Two Reno firefighters were recently hit with a wrongful death suit, and one of them is even facing a misdemeanor vehicular manslaughter charge. Why? Well, according to the suit, they allegedly “ran a red light and killed a woman in 2019.”
One of the firefighters, Rosa Myers, was driving “a fire ladder truck when she made an illegal left turn and ran over 63-year-old Charlene McMaster, who was walking at a crosswalk,” the suit states. As the driver, Myers is the one facing a misdemeanor vehicular manslaughter charge. The other firefighter, Collin Cavanagh, along with the Reno Fire Department and the City of Reno are all named as defendants in the suit.
What happened, though? How did Myers end up running into McMaster? Well, on October 19, 2019, around 7 a.m., Myers and Cavanagh “were at the fire station located on the corner of East 4th Street and Valley Road.” They were refueling their truck, but to do so, “they had to drive off the property and go to the back of the station, a common task for firefighters,” according to the suit. Myers was driving the truck. To get to the back of the station, she had to make three left turns, “one to get out of the station, another to turn at the adjacent intersection and a third left turn to get to the back of the station…Cavanagh was steering the rear.”
Upon leaving the station, they encountered a red light. The suit states that Myers “did not turn on the truck’s emergency lights, sirens or activate the ‘pre-empt’ button – which controls the intersection’s traffic signals in order to allow firetrucks to safely exit the station.” Unfortunately, McMaster was walking in the crosswalk and had the right of way when Myers struck her with the truck. According to the suit, “McMaster was run over by wheels on all three of the truck’s axels, and Myers completed the first left turn before stopping the truck.” Upon stopping the truck, Myers called for emergency assistance.
The complaint further states:
“[Myers and Cavanagh] failed to follow protocols, were either not vigilant enough and failed to employ due diligence to become aware of their surroundings, or they simply did not even bother to look at the road while driving into it and turning.”

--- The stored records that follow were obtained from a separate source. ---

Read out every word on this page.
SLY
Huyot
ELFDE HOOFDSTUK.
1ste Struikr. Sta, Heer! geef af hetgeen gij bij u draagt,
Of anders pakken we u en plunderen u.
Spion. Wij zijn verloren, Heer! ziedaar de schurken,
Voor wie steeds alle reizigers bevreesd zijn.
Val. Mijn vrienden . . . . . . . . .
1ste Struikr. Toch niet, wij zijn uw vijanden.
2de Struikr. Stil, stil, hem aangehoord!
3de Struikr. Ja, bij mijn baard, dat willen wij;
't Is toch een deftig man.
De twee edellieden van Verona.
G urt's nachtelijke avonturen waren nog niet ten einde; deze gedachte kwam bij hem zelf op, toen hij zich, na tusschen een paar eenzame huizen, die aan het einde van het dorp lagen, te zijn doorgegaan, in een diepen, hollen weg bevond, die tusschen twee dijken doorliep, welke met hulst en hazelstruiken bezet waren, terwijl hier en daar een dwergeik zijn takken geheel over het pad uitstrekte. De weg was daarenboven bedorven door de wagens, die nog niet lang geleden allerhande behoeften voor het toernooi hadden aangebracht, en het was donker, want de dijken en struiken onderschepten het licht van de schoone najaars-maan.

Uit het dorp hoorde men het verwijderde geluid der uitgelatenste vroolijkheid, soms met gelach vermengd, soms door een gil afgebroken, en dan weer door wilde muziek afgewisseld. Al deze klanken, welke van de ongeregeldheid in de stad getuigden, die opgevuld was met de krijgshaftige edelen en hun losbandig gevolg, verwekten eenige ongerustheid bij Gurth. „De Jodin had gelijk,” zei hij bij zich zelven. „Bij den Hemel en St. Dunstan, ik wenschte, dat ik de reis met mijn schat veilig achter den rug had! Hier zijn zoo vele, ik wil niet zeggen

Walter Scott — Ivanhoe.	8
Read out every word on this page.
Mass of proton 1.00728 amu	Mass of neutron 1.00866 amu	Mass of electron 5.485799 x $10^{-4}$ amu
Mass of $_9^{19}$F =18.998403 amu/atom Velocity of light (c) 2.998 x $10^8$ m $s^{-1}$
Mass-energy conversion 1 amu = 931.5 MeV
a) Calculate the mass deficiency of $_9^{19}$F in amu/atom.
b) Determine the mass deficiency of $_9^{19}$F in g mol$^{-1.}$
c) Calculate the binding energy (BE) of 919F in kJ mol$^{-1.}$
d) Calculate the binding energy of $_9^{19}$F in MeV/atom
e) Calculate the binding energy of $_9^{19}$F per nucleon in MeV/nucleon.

When commenting on the lawsuit and the fatal incident, RFD Fire Chief Dave Cochran said:
“I am deeply saddened knowing that our community has been devastated by this tragic accident. The Reno Fire Department in particular is feeling a tremendous impact and loss. No words can describe how sorry I am for those who have been affected, and I offer my heartfelt condolences…At a time like this you may feel concerns about safety, but rest assured, the men and women of the Reno Fire Department remain committed to protecting and serving this community we call home.”